More specifically, Hershey remains concerned that the majority of the profiles the telethon airs feature children with muscular dystrophy, but adults with similar challenges are excluded. She quotes, "Never mind that two-thirds of MDA's one million clients are adults. Money is tight these days... those orchestrating the telethon have a foolproof, not-so-secret weapon: children. The point is to paint a picture of a victim so tragic, and at the same time so cute and appealing, that viewers will be compelled to call in a pledge. The victim must also appear unable to help him/herself, so that the giver can gain a personal sense of virtue and superiority in the act of giving. The telethon is not in the business of trying to represent the real lives of people with muscular dystrophy."
Hershey has also designed a website, "Crip Commentary", as a resource for disability rights activists. The website states that the Jerry Lewis Telethon, sponsored by the Muscular Dystrophy Association (MDA), raises millions of dollars, but does so at the "cost of disabled people's dignity." The website further suggests that the telethon presents children and adults with disabilities as tragic, helpless and sorrowful. It emphasizes what people can't do, without exploring how society could improve conditions for people with disabilities. In contrast, these activists wish to "work toward a world where everyone is entitled to equal rights, access, dignity and respect."
In addition to questioning the mission and motives of the multimillion dollar organization, Jerry Lewis' character has repeatedly denoted cause for alarm - as some of his public statements do not reflect the supportive, genuine attitudes of the telethon he hosts. His comments have often emphasized pity for "his kids" and have also shown his anger and hostility, according to the activists who oppose him. In a May 20 television interview, which aired last month on CBS Sunday, Lewis said, "If it's pity, we'll get some money. Pity? You don't want to be pitied because you're a cripple in a wheelchair? Stay in your house!" Other past Lewis comments have been documented as well. In a September 2, l990 edition of Parade magazine, Lewis said, "....I realize my life is half, so I must learn to do things halfway. I just have to learn to try to be good at being half a person..."

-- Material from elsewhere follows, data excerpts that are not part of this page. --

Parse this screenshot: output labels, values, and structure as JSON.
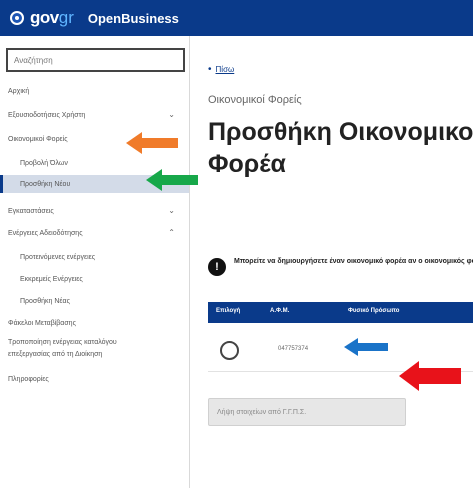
{
  "header": {
    "brand_gov": "gov",
    "brand_gr": "gr",
    "app_name": "OpenBusiness"
  },
  "sidebar": {
    "search_placeholder": "Αναζήτηση",
    "items": [
      {
        "label": "Αρχική"
      },
      {
        "label": "Εξουσιοδοτήσεις Χρήστη"
      },
      {
        "label": "Οικονομικοί Φορείς"
      },
      {
        "label": "Προβολή Όλων"
      },
      {
        "label": "Προσθήκη Νέου"
      },
      {
        "label": "Εγκαταστάσεις"
      },
      {
        "label": "Ενέργειες Αδειοδότησης"
      },
      {
        "label": "Προτεινόμενες ενέργειες"
      },
      {
        "label": "Εκκρεμείς Ενέργειες"
      },
      {
        "label": "Προσθήκη Νέας"
      },
      {
        "label": "Φάκελοι Μεταβίβασης"
      },
      {
        "label": "Τροποποίηση ενέργειας καταλόγου"
      },
      {
        "label": "επεξεργασίας από τη Διοίκηση"
      },
      {
        "label": "Πληροφορίες"
      }
    ]
  },
  "main": {
    "breadcrumb": "Πίσω",
    "section_caption": "Οικονομικοί Φορείς",
    "page_title": "Προσθήκη Οικονομικού Φορέα",
    "info_text": "Μπορείτε να δημιουργήσετε έναν οικονομικό φορέα αν ο οικονομικός φορέας.",
    "table": {
      "headers": [
        "Επιλογή",
        "Α.Φ.Μ.",
        "Φυσικό Πρόσωπο"
      ],
      "row": {
        "afm": "047757374",
        "value": "-"
      }
    },
    "taxis_button": "Λήψη στοιχείων από Γ.Γ.Π.Σ."
  },
  "annotations": {
    "orange": "#f07b2a",
    "green": "#17a84a",
    "blue": "#1a73c8",
    "red": "#e8121a"
  }
}
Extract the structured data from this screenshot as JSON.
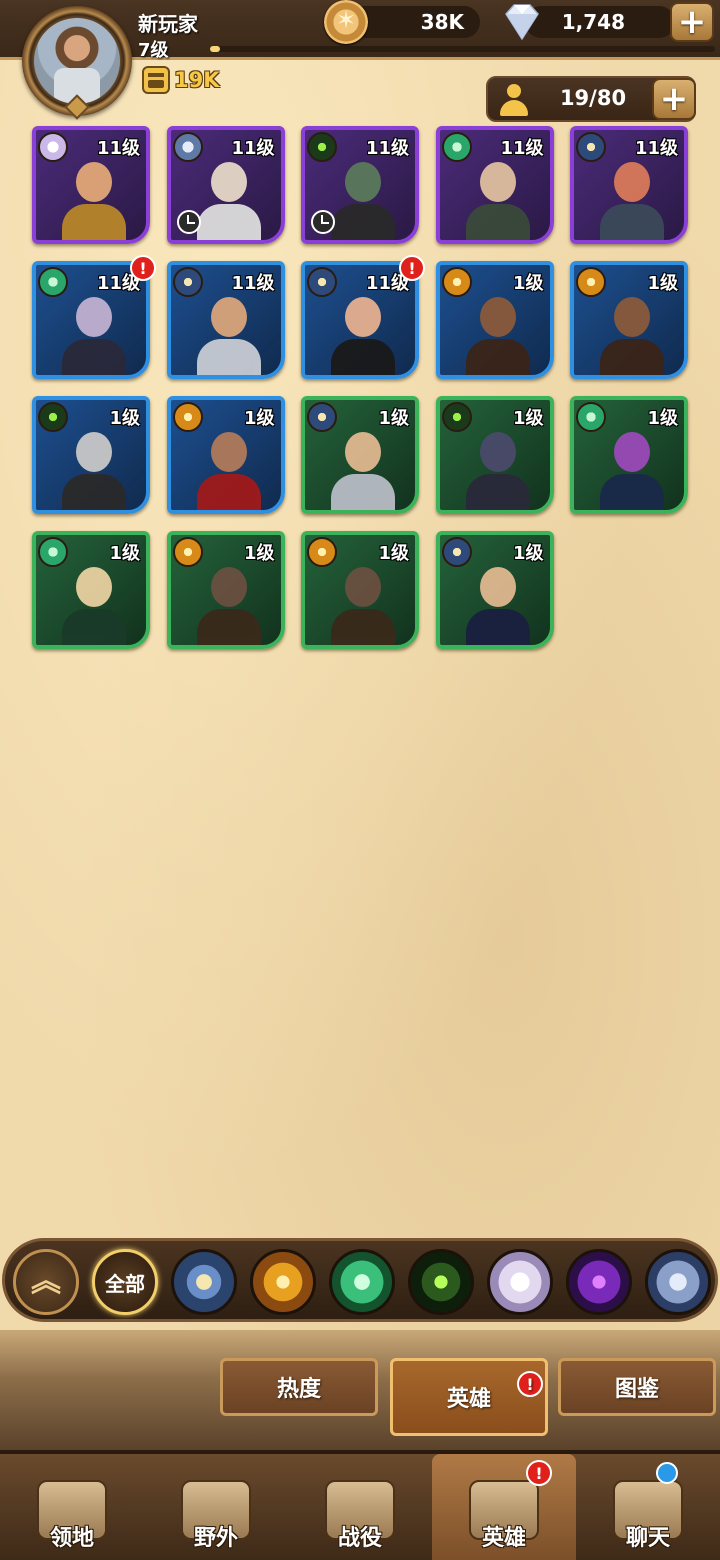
{
  "player": {
    "name": "新玩家",
    "level": "7级",
    "xp_progress": 0.02,
    "power": "19K"
  },
  "currency": {
    "gold": "38K",
    "gems": "1,748",
    "plus": "+"
  },
  "hero_count": {
    "text": "19/80",
    "plus": "+"
  },
  "heroes": [
    {
      "level": "11级",
      "rarity": "purple",
      "faction": "light",
      "clock": false,
      "alert": false
    },
    {
      "level": "11级",
      "rarity": "purple",
      "faction": "mech",
      "clock": true,
      "alert": false
    },
    {
      "level": "11级",
      "rarity": "purple",
      "faction": "eye",
      "clock": true,
      "alert": false
    },
    {
      "level": "11级",
      "rarity": "purple",
      "faction": "leaf",
      "clock": false,
      "alert": false
    },
    {
      "level": "11级",
      "rarity": "purple",
      "faction": "star",
      "clock": false,
      "alert": false
    },
    {
      "level": "11级",
      "rarity": "blue",
      "faction": "leaf",
      "clock": false,
      "alert": true
    },
    {
      "level": "11级",
      "rarity": "blue",
      "faction": "star",
      "clock": false,
      "alert": false
    },
    {
      "level": "11级",
      "rarity": "blue",
      "faction": "star",
      "clock": false,
      "alert": true
    },
    {
      "level": "1级",
      "rarity": "blue",
      "faction": "sun",
      "clock": false,
      "alert": false
    },
    {
      "level": "1级",
      "rarity": "blue",
      "faction": "sun",
      "clock": false,
      "alert": false
    },
    {
      "level": "1级",
      "rarity": "blue",
      "faction": "eye",
      "clock": false,
      "alert": false
    },
    {
      "level": "1级",
      "rarity": "blue",
      "faction": "sun",
      "clock": false,
      "alert": false
    },
    {
      "level": "1级",
      "rarity": "green",
      "faction": "star",
      "clock": false,
      "alert": false
    },
    {
      "level": "1级",
      "rarity": "green",
      "faction": "eye",
      "clock": false,
      "alert": false
    },
    {
      "level": "1级",
      "rarity": "green",
      "faction": "leaf",
      "clock": false,
      "alert": false
    },
    {
      "level": "1级",
      "rarity": "green",
      "faction": "leaf",
      "clock": false,
      "alert": false
    },
    {
      "level": "1级",
      "rarity": "green",
      "faction": "sun",
      "clock": false,
      "alert": false
    },
    {
      "level": "1级",
      "rarity": "green",
      "faction": "sun",
      "clock": false,
      "alert": false
    },
    {
      "level": "1级",
      "rarity": "green",
      "faction": "star",
      "clock": false,
      "alert": false
    }
  ],
  "filters": {
    "all_label": "全部",
    "items": [
      "sort-up",
      "all",
      "star",
      "sun",
      "leaf",
      "eye",
      "light",
      "dark",
      "mech"
    ]
  },
  "subtabs": {
    "heat": "热度",
    "hero": "英雄",
    "guide": "图鉴",
    "alert": "!"
  },
  "nav": {
    "territory": "领地",
    "wild": "野外",
    "campaign": "战役",
    "heroes": "英雄",
    "chat": "聊天",
    "alert": "!"
  },
  "colors": {
    "purple": "#8a3fd6",
    "blue": "#2f8fe0",
    "green": "#3ab35a",
    "alert": "#e0201a",
    "power": "#f6c845"
  }
}
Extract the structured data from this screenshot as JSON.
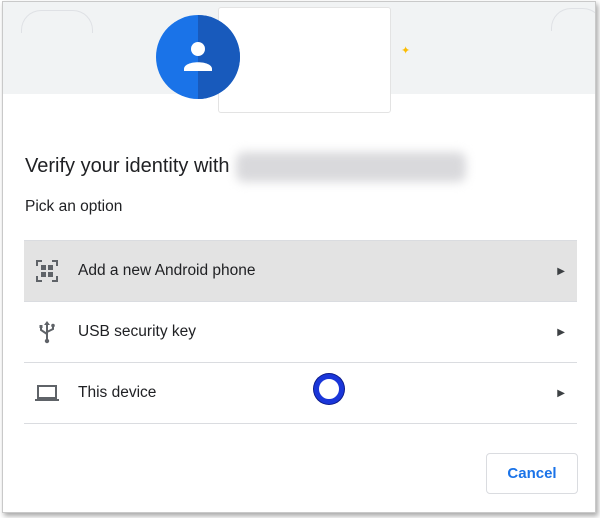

Moreover, Lewis has made such derogatory comments during the telethons. During the 1991 MDA Telethon, Lewis said in regards to a person who has been diagnosed with amyotrophic lateral sclerosis, (ALS), "You might as well put a gun to your head." During the 1992 telethon, Lewis said: "My kids cannot go into the workplace. There's nothing they can do. They've been attacked by a vicious killer. I'm begging for their survival."
But the May 20 CBS Sunday interview sparked a public apology, by both the MDA and Jerry Lewis himself, after more than 100 people with disabilities wrote in outrage. In its statement, the MDA said,"...the Board of Directors and all of us at the Association are deeply disturbed by a comment made by our national chairman. His comment does not reflect the views MDA or its leadership, and our displeasure has been communicated directly to Mr. Lewis."
Jerry Lewis himself later apologized publicly, "The statement I made on the May 20 CBS Morning Show was made in error. It is certainly not how I feel. Many of the people that I work closely with are in wheelchairs and I have never seen any of them as inferior to anyone else. They are my friends and my co-workers. I would never intentionally harm or demean anyone with a disability. I believe in my heart that I have done good work." But some disability rights activists have argued that these statements have come too little too late, noting also that the public apologies have been the first of its kind.